Никто в Америке, подумал презрительно Рудольф, не в силах
устоять перед тенденцией что-то удвоить, вступить в новую,
грандиозную эпоху. Он сам в гольф не играл. Но все же был очень
доволен, что они говорили в баре о гольфе, а не об этой гнусной статье
в «Сентинел».
— Ну а ты, Руди? — спросил его Сандерлин, допивая свой «Том
Коллинс». — Ты подпишешься на заем?
— Я пока об этом не думал, — ответил он. — Дайте мне пару
недель на размышление.
— О чем тут размышлять? — напористо спросил Сандерлин.
— Ах, старина Руди, — раскатисто произнес Брэд. — Он никогда
не принимает непродуманных, быстрых решений. Если ему даже
нужно постричься, он раздумывает над этой проблемой недели две, не
меньше.
— Если нас поддержит такой верный человек, как ты, то тем самым
окажет нам бесценную помощь, — сказал Сандерлин. — Я от тебя не
отстану, Руди.
— Какие могут быть сомнения, Эрик! — ответил Руди. Сандерлин
рассмеялся от слов Рудольфа, словно это была похвала в его адрес.
Он и двое игроков пошли в душ, постукивая своими острыми
шипами по голому деревянному полу. В клубе запрещалось находиться
в шиповках: в баре, ресторане или комнате для игры в карты, но на
такое правило никто не обращал никакого внимания.
Ну, если вы собираетесь вступать в новую, грандиозную эпоху,
подумал Рудольф, то придется перед входом все же снять ботинки.
Брэд остался у стойки и заказал себе еще виски. Лицо у него всегда
было красным, и поэтому очень трудно различить отчего: то ли от
жаркой погоды, то ли от спиртного.
— Такой видный человек, — повторил Брэд слова Сандерлина. —
Все в этом городе всегда говорят о тебе, как будто ты — великан
ростом в десять футов.
— Вот поэтому я и привязался к городу, — ответил Рудольф.
— Ты собираешься остаться здесь, когда уйдешь из бизнеса? —
спросил Брэд, не повернувшись к Хэнку, который ставил перед ним
стакан с виски.
— Кто говорил о моем уходе из бизнеса? — Рудольф никогда не
делился с Брэдом своими планами.
— Слухами земля полнится.
— Ну а все же, кто тебе сказал?
— Но ты ведь действительно собираешься уходить, разве не так?
— Кто тебе сказал?
— Вирджиния Калдервуд.
Снова
эта
чокнутая
сборщица
информации,
шпионка,
ненормальная полуночница Вирджиния Калдервуд, как призрак,
оставаясь в тени, постоянно что-то вынюхивает, ко всему
прислушивается.
— Последние пару месяцев я с ней часто встречался, — продолжал
Брэд. — По-моему, она очень милая девушка.

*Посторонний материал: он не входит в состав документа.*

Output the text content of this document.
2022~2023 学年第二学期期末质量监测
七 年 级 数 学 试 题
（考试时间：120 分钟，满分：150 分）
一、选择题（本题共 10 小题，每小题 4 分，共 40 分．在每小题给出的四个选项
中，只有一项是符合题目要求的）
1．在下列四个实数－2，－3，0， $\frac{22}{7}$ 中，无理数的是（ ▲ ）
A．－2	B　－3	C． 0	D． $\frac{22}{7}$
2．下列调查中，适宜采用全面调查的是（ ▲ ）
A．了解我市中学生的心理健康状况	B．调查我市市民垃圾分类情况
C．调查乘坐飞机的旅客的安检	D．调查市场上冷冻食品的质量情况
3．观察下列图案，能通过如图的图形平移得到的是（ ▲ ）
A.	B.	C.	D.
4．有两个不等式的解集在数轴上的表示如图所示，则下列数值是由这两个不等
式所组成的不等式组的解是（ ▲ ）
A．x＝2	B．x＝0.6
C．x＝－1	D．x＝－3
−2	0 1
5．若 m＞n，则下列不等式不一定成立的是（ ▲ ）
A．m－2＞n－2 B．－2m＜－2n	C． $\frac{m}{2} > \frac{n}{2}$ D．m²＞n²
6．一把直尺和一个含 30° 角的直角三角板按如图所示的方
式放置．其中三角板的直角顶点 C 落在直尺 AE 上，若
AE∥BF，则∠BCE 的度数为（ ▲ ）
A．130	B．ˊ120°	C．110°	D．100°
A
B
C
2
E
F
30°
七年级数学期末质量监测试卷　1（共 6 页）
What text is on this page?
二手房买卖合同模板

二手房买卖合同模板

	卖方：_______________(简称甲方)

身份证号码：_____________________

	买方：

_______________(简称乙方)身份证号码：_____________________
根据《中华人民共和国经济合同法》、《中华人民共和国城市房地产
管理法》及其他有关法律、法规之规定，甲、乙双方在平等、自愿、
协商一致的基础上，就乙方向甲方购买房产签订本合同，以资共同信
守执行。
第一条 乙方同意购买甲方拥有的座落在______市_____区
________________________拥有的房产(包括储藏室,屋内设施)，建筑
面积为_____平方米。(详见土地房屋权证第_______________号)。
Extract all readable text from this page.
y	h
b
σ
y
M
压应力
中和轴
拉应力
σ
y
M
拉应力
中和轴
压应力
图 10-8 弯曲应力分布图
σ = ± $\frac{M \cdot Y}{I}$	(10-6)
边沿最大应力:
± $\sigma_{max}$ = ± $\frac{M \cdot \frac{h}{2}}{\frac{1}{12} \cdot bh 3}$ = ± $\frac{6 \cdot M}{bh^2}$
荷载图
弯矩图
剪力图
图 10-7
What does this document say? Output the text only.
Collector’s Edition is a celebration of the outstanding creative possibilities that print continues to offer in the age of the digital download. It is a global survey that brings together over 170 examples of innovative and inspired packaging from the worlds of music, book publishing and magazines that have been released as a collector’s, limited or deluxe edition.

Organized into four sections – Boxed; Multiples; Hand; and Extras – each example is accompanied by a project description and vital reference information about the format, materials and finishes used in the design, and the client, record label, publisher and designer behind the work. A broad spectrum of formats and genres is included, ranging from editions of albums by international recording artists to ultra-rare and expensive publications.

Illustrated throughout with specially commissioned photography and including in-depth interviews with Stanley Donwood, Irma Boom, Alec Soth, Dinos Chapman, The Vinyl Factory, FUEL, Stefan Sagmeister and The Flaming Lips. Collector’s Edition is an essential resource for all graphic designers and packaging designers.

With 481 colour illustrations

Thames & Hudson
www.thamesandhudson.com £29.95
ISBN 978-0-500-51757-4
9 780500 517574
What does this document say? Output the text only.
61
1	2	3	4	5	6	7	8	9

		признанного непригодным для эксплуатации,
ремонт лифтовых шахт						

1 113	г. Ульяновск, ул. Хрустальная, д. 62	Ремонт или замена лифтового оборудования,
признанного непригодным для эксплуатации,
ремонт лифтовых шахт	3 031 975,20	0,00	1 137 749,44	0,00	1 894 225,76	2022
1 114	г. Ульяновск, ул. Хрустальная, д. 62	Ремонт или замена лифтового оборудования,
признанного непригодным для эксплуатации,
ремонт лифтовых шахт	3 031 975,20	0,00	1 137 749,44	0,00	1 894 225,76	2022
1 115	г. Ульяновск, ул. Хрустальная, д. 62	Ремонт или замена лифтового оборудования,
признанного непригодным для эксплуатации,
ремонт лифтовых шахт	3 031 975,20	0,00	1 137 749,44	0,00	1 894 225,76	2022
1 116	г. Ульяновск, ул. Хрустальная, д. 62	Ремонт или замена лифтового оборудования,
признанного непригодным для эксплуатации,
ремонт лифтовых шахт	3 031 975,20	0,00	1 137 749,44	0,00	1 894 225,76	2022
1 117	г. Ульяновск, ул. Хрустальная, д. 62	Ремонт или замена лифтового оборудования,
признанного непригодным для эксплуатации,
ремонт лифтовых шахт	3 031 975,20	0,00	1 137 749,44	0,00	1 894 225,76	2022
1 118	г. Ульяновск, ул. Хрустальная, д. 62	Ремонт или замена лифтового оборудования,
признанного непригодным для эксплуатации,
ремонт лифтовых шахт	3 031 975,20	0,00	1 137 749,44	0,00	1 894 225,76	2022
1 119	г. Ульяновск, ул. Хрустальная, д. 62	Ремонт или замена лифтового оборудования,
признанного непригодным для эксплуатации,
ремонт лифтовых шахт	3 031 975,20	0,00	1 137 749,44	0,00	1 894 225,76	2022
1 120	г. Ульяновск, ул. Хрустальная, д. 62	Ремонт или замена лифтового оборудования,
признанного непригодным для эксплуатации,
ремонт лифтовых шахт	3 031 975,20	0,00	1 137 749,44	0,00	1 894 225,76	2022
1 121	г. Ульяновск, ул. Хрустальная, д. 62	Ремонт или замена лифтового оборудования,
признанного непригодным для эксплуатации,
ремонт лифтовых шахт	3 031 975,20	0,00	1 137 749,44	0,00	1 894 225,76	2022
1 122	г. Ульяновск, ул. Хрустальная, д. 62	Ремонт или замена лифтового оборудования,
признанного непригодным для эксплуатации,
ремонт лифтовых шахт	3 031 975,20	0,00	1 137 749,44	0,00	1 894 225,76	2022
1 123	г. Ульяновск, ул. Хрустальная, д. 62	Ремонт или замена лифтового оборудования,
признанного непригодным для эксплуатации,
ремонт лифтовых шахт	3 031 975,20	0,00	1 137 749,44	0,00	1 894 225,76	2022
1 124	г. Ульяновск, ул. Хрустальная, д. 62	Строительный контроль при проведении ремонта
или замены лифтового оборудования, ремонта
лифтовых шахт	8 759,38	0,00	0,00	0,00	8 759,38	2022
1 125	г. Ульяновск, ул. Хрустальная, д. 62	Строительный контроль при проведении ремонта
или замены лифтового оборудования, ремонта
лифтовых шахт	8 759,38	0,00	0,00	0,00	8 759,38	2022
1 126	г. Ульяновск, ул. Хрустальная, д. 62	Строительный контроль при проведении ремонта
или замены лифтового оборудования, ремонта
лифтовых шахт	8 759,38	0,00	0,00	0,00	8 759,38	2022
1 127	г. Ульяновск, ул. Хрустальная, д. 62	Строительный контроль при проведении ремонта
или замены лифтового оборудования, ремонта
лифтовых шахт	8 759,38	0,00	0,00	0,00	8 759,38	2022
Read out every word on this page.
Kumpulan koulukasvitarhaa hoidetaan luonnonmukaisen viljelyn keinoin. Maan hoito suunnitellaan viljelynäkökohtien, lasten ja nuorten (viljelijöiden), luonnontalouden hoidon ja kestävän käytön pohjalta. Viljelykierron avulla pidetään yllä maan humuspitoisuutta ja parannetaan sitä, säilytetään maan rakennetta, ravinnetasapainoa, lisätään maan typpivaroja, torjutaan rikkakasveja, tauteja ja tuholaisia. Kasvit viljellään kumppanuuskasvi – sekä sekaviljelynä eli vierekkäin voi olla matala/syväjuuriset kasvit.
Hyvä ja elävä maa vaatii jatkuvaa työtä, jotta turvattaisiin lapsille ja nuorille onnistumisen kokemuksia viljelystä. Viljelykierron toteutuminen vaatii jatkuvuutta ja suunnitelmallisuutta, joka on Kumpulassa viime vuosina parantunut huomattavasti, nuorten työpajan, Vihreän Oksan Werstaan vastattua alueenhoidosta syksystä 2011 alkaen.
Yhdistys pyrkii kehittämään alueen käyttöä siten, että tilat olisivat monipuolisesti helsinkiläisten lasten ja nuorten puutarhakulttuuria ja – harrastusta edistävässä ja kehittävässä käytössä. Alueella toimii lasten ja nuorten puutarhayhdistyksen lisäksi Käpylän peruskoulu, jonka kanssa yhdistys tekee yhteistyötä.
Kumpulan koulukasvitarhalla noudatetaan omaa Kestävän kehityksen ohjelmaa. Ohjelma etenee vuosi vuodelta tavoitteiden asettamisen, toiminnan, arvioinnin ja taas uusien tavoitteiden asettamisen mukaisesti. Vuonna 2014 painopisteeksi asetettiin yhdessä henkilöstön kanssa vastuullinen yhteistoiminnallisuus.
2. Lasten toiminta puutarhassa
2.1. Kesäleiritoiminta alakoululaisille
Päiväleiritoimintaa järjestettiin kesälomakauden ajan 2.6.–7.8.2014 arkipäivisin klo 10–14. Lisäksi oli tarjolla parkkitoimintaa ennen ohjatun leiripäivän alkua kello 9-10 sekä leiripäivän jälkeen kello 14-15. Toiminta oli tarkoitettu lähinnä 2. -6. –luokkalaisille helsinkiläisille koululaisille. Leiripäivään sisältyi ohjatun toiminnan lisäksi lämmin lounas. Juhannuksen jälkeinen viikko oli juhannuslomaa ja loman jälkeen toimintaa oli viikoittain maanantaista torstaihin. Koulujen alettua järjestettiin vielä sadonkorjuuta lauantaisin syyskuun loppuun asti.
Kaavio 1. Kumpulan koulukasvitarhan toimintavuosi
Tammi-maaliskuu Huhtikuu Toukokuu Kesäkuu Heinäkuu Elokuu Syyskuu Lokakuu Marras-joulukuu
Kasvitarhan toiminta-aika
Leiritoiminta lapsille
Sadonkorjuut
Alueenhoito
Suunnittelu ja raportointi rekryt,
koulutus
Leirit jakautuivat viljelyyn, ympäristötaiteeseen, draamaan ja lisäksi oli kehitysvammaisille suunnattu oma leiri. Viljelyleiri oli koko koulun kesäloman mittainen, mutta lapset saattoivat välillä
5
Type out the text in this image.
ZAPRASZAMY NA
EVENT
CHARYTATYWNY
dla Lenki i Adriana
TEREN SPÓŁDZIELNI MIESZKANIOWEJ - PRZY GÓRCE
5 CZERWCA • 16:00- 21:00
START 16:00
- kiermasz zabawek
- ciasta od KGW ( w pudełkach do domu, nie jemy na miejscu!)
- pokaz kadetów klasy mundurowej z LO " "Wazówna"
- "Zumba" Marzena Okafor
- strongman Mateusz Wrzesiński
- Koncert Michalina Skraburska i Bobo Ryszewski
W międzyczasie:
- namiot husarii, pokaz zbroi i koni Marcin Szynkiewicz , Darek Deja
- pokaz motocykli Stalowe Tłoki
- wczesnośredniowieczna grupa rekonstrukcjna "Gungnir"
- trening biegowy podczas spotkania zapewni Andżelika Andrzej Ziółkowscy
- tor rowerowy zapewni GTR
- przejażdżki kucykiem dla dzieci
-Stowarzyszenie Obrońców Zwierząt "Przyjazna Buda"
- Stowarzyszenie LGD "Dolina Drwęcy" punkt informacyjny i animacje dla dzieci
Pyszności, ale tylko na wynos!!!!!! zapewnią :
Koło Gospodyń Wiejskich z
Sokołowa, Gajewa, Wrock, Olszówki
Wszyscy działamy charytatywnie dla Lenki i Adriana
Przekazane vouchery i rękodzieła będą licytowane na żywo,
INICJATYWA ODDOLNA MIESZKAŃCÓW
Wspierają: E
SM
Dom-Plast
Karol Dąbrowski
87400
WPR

Брэдфорд Найт, упрямый студент в прошлом, уроженец Оклахомы
с ее необозримыми равнинами Запада, где все воспринимается так, как
показалось на первый взгляд.
— Ага-а, — неопределенно выдавил в ответ Рудольф.
— Ты обсуждал со стариком, кто тебя заменит?
— Да, был разговор.
— Ну и кто, как ты думаешь?
— Мы еще не решили.
— Ну, — продолжал Брэд улыбаясь, покраснев еще сильнее, чем
обычно, — слушай, надеюсь, сообщишь своему старому
студенческому корешу хотя бы минут за десять до официального
объявления о вашем решении.
— Обязательно. Ну, что тебе еще сообщила мисс Вирджиния
Калдервуд?
— Совсем немного, — небрежно бросил Брэд. — Что она меня
любит. Ну и прочий вздор. Ты ее давно видел?
— Давно. — Рудольф на самом деле не видел ее после той ночи,
когда родилась Инид. Шесть недель — это действительно давно.
— Мы с ней от души веселимся, — сказал Брэд. — Ее внешность,
скажу тебе, обманчива. Она очень веселая девушка.
Вот новые особенности ее характера. Любит посмеяться. Веселая
девушка. Он помнит ее бурное веселье на крыльце его дома в полночь.
— По правде говоря, — продолжал Брэд, — я подумываю, не
жениться ли мне на ней.
— Для чего? — спросил Рудольф, хотя, конечно, мог легко об этом
догадаться.
— Мне надоело шататься по бабам. Мне скоро сорок и захотелось
спокойной жизни.
— Нет, Брэд, ты далеко не откровенен.
— Может, на меня произвел сильное впечатление твой пример, —
сказал Брэд. — Если брак на пользу такому видному человеку… — он
широко улыбнулся, — такому большому, сильному, красноречивому, то
он пригодится и не столь видному человеку, как я. Супружеское
блаженство…
— Особого супружеского блаженства в первый раз ты не
испытывал, — напомнил ему Рудольф.
— Это точно, — согласился Брэд. Его первая женитьба на дочери
владельца нефтяных скважин не задалась, брак продлился всего
полгода. — Но тогда я был моложе. И моя жена была совершенно
другой девушкой, не такая порядочная и милая, как Вирджиния.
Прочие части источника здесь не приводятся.